(Catata terjemahan Yosep Iskandar)
Bagian Ke XXIV
Penerus Tahta Sunda
SANG Maharaja Tarusbawa memegang tampuk kekuasaan di Kerajaan Sunda dari tahun 669 Masehi sampai tahun 723 Masehi, kemudian diwariskan kepada menantu-cucunya, Sang Sanjaya (723 M – 732 M) lalu penguasa yang meneruskan Sang Sanjaya sebagaimana telah dibahas sebelumnya adalah Sang Prabu Tamperan Barmawijaya (732 M – 739 M) diteruskan kemudian oleh Sang Banga (739 M – 776 M).

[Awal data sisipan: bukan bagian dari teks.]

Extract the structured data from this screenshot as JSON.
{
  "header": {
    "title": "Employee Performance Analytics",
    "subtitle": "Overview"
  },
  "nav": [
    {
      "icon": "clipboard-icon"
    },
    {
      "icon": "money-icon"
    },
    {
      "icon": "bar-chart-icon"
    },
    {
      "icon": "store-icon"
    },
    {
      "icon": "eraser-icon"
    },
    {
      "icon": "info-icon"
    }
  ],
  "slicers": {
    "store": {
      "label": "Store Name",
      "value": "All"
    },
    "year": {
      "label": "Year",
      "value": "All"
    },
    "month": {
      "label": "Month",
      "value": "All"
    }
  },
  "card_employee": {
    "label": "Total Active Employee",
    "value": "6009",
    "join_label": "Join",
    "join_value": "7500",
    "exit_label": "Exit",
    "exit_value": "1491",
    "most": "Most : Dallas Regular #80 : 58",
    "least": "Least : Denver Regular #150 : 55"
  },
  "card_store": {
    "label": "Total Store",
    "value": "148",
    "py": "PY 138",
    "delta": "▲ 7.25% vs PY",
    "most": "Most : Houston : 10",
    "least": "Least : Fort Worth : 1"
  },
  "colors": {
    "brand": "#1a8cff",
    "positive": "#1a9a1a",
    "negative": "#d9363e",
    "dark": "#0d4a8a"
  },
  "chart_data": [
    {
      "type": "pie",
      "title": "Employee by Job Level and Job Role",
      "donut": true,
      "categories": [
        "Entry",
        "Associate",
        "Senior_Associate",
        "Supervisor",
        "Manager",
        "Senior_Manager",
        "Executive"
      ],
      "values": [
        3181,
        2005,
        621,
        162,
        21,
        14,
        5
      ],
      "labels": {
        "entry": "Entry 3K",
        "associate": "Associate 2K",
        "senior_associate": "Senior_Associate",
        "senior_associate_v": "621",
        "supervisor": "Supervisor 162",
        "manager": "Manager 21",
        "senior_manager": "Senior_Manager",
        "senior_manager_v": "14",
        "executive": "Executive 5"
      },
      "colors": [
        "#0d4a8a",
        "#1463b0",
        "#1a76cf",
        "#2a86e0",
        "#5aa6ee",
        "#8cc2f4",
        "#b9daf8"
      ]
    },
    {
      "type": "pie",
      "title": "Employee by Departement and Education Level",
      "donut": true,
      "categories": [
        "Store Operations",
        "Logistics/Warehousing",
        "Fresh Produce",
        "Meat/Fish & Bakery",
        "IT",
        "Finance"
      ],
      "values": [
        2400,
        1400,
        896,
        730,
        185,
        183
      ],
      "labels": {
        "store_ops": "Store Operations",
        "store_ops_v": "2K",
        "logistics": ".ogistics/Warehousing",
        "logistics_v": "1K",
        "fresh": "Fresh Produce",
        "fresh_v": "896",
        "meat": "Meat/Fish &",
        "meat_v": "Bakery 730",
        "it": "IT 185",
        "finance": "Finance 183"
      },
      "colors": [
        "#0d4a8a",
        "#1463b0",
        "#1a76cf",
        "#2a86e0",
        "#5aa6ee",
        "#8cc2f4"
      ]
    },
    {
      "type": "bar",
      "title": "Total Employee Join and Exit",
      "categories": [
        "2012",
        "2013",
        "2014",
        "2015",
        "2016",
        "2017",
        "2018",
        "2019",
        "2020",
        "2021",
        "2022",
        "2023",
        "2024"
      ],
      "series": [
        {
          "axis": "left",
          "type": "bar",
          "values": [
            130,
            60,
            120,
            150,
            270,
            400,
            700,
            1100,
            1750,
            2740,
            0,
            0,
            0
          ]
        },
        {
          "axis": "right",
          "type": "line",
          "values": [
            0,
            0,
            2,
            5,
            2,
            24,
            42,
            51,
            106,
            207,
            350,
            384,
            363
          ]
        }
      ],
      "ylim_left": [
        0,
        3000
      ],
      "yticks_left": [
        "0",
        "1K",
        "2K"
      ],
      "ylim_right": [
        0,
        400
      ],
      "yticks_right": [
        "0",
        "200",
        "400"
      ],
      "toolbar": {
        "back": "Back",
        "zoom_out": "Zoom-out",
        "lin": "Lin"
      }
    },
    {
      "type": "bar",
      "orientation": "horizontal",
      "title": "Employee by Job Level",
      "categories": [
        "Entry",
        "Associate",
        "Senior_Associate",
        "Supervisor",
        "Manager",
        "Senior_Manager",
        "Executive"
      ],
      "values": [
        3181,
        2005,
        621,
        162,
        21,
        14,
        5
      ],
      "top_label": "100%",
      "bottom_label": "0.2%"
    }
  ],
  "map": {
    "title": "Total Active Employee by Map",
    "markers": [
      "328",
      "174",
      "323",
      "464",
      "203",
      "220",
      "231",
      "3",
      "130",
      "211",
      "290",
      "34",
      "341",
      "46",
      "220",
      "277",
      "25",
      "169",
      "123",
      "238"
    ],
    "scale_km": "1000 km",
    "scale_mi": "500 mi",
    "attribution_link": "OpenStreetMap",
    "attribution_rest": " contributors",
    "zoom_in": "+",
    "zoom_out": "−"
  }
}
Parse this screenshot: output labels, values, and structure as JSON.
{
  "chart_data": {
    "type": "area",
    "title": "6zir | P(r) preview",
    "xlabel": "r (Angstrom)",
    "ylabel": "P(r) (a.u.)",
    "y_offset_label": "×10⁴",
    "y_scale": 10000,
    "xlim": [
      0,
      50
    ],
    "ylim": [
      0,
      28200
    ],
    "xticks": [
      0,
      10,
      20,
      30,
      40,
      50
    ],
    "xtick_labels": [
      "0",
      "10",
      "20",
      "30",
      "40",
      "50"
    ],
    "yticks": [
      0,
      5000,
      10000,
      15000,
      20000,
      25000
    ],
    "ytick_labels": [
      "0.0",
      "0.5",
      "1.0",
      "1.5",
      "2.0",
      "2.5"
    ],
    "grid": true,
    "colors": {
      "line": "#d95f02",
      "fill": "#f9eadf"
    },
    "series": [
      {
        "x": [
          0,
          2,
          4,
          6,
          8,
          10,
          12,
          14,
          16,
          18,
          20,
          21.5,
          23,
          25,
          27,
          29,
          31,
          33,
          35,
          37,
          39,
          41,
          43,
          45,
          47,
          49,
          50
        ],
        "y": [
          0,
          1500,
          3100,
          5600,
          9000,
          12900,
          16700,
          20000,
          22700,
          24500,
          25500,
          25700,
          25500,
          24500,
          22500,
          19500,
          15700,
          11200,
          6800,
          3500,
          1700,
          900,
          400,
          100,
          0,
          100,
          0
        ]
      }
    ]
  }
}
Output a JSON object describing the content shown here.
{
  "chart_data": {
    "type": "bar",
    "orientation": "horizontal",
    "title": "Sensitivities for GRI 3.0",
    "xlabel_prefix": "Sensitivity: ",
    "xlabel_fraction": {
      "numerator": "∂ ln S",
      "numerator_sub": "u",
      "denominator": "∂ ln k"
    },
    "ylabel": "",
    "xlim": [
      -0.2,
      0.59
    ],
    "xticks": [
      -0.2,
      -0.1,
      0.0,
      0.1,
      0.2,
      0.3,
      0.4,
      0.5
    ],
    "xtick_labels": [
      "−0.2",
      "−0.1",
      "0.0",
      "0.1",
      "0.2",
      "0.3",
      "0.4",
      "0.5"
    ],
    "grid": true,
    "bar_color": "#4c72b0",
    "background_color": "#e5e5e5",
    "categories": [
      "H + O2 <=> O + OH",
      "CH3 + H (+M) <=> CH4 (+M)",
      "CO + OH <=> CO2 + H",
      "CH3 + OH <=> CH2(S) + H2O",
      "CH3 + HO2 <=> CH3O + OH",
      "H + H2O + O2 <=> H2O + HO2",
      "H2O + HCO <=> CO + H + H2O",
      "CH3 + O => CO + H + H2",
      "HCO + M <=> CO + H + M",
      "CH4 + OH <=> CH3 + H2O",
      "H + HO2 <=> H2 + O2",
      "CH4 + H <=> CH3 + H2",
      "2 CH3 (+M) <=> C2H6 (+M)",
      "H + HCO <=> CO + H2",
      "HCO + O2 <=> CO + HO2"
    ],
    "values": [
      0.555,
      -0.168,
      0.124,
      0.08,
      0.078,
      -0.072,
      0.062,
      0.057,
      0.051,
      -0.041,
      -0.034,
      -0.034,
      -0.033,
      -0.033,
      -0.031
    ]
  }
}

Dari perkawinannya dengan Kancana Sari, Sang Banga mempunyai seorang anak laki-laki bernama Rakeyan Medang.
Nama kenangan ketika Sang Banga berguru di Bumi Medang Mataram kerajaan bebuyutnya. Yang ketika itu dikuasai oleh Rakeyan Panangkaran, anak Sang Sanjaya dari Putri Sudiwara. Rakeyan Medang berguru ilmu kenegaraan di sana selama 8 tahun untuk kemudian menjadi mentri muda di kerajaan Sunda, selama 3 tahun.
Sedangkan Sang Banga menduduki pucuk kekuasaan kerajaan Sunda sampai tahun 776 Masehi, untuk kemudian diteruskan oleh Sang Rakeyan Medang dengan gelar abhiseka Sang Hulukujang dan berputra perempuan bernama Dewi Samatha yang kemudian dinikahi oleh Rakeyan Hujungkulon atau Prabu Gilingwesi yang menggantikan kedudukan mertuanya.
Sedangkan adik dari Rakeyan Hujungkulon yaitu Sang Tariwulan menggantikan ayahnya menjadi penguasa kerajaan Galuh bergelar Prabu Kretayasa Dewakusaleswara, ia menikahi Dewi Saraswati putri dari penguasa Saunggalah, keturunan Praburesi Demunawan.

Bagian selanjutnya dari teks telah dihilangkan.